# **Time Series Generator**

This script will make you able to generate a chosen number of time series of random stocks at random period of time.


In [1]:
import numpy as np
import numpy.random as rd
import pandas as pd

For Colab, it downloads the data using the following code. 

If you work locally be sure to have the folder *data/*. You can download it from the repo.

In [2]:
try:
  from google.colab import files
  !wget -q https://github.com/Amelrich/Capstone-Fall-2020/archive/master.zip
  !unzip -q master.zip
  !mv Capstone-Fall-2020-master/data/ data/
  !rm -rf master.zip Capstone-Fall-2020-master/
except:
  print("only in Colab")

## The generator

It generates random timeseries picked from random stocks at random times.

Currently you can access to the generated time series using the method `get_list_of_df` (see example below).

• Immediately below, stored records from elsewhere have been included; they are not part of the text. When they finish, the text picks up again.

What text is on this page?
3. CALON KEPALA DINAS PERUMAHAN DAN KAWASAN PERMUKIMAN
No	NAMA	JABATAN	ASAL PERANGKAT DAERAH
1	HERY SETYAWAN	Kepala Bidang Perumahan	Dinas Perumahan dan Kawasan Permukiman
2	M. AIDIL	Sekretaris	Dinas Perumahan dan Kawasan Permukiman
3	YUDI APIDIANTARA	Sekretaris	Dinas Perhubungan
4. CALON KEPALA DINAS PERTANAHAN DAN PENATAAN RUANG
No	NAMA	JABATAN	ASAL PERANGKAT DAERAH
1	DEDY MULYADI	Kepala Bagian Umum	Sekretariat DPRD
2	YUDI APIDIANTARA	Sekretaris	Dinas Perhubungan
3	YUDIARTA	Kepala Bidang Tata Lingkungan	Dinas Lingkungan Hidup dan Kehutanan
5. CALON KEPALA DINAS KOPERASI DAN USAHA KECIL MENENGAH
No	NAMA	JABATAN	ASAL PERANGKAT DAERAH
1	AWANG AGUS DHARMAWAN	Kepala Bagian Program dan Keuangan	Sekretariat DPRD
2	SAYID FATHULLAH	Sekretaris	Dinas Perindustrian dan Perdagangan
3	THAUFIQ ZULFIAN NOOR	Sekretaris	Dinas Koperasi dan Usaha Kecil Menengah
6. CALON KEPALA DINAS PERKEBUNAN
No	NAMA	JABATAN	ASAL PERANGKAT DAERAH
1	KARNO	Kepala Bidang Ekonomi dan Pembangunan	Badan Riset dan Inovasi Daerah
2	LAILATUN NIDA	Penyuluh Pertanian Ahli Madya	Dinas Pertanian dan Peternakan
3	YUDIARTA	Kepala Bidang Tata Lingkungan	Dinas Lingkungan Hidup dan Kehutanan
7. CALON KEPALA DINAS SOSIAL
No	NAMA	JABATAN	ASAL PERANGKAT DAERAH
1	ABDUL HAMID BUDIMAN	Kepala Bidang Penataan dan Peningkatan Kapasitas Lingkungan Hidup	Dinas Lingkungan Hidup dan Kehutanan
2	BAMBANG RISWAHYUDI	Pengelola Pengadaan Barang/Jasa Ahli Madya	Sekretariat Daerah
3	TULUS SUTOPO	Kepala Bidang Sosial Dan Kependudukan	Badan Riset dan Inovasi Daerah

Next improvements will allow to choose a wider range of structures like arrays etc.



In [3]:
class TS_generator:
  def __init__(self, nb_timeseries=2000, chunk_size=100):
    
    self.chunk_size = chunk_size
    self.nb_timeseries = nb_timeseries

    #Retrieve the stocks names
    self.symbols = pd.read_csv('https://raw.githubusercontent.com/Amelrich/Capstone-Fall-2020/master/sp500.csv', index_col=False)
    self.symbols = list(self.symbols['Symbol'].values)
    self.symbols = sorted(self.symbols)
    self.symbols = ['BF-B' if x=='BF.B' else x for x in self.symbols]
    self.symbols = ['BRK-B' if x=='BRK.B' else x for x in self.symbols]

    self.list_df = []

    #Build the random time series
    self.probabilities_()
    self.build_()

  def build_(self):
    #Pick a random stocks
    random_stocks = rd.choice(self.symbols, self.nb_timeseries, p=self.proba)

    for stock in random_stocks:
      TS = pd.read_csv('data/'+stock+'.csv')
      
      #Pick a random starting point
      timemax = len(TS) - self.chunk_size
      start = rd.randint(timemax)
      stock_df = TS[start : start+self.chunk_size]

      self.list_df.append( stock_df )

  def probabilities_(self):
    summary = np.load('data/summary.npy', allow_pickle='TRUE').item()

    self.proba = np.array([summary[stock] for stock in summary.keys()]) - self.chunk_size
    self.proba[self.proba < 0.0] = 0.0
    self.proba = self.proba / self.proba.sum()


  def get_list_of_df(self):
    #Return a list of time series dataframes
    return self.list_df

  def get_array(self):
    #Return adjusted close array
    close_array = np.zeros((self.nb_timeseries, self.chunk_size))

    for i in range(self.nb_timeseries):
      close_array[i,:] = self.list_df[i]['Adj Close'].to_numpy()

    return close_array

# Example

In [4]:
import time
t = time.time()

gen = TS_generator(nb_timeseries=2000, chunk_size=100) #default values but just for the syntax
X = gen.get_list_of_df()

print("Time to generate 2000 random timeseries:", round(time.time()-t), 'sec')

Time to generate 2000 random timeseries: 15 sec


In [5]:
X[0].head()

Unnamed: 0,Date,Adj Close,Volume,Symbol
2721,2010-09-15,24.881317,827600.0,FMC
2722,2010-09-16,24.986265,663200.0,FMC
2723,2010-09-17,25.248648,1282100.0,FMC
2724,2010-09-20,25.675949,1072900.0,FMC
2725,2010-09-21,25.649714,2229400.0,FMC


In [6]:
#Array version
X = gen.get_array()
X.shape

(2000, 100)

In [7]:
X[0,:5]

array([24.88131714, 24.98626518, 25.24864769, 25.6759491 , 25.64971352])

In [8]:
#50 most recent prices
X[:,50:].shape

(2000, 50)